Manifesto revela planos de atirador contra Donald Trump
O planejamento de um atentado contra o alto escalão
Um manifesto de 1.052 palavras, enviado a familiares momentos antes de uma tentativa de invasão armada ao tradicional jantar de correspondentes da sede do Executivo americano, expôs os planos de um atirador contra o presidente Donald Trump e outras autoridades de alto escalão. O documento detalha uma lista de alvos prioritários e revela a ideologia radical do indivíduo.
No texto, o autor se autodenomina um “Assassino Federal Amigável”. Ele descreve abertamente sua intenção de eliminar funcionários do governo americano, destacando os nomes ligados à administração republicana como principais alvos, com a exceção pontual do diretor do FBI, Kash Patel.
Ideologia e o uso do manifesto
O material chegou às autoridades após ser entregue por um irmão do acusado. O conteúdo revela que o atirador não se via como um “oprimido”, rejeitando a interpretação cristã de “dar a outra face”. Ele argumentou que, diante de um governo que ele classificava como criminoso, a passividade seria sinônimo de cumplicidade.

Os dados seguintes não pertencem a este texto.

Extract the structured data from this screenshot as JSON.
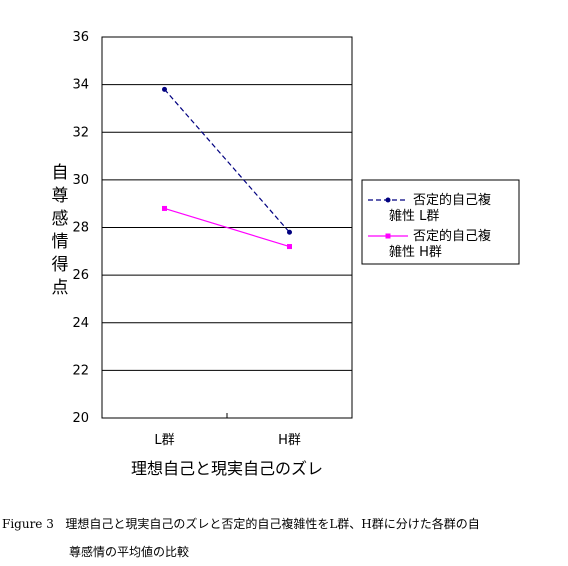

“Não sou uma criança que passou fome, nem um adolescente abusado. Oferecer a outra face não é comportamento cristão, é ser cúmplice dos crimes do opressor”, escreveu o agressor. Investigadores confirmaram a existência de diferentes versões do texto, todas convergindo na crítica severa à gestão de Donald Trump.
Falha de segurança e arrogância
Um dos pontos mais alarmantes do relato é a zombaria sobre a segurança do hotel Washington Hilton. O agressor afirmou que entrou no local portando várias armas e que ninguém na equipe de vigilância percebeu a ameaça iminente. Ele chegou a sugerir que potências estrangeiras, como o Irã, teriam facilidade em explorar essas vulnerabilidades para realizar ataques ainda mais devastadores.
O indivíduo, que viajou de Los Angeles para cometer o atentado, frequentemente manifestava comentários considerados politicamente radicais, segundo relatos de familiares ao Serviço Secreto. Em pronunciamentos recentes, o presidente Trump caracterizou a motivação do agressor como baseada em um forte “ódio anticristão”.
Atualmente, o suspeito permanece sob custódia em um hospital, aguardando avaliação psiquiátrica antes de ser apresentado a um tribunal federal. O caso segue sob investigação rigorosa para determinar se houve apoio logístico ou se o plano foi uma ação isolada.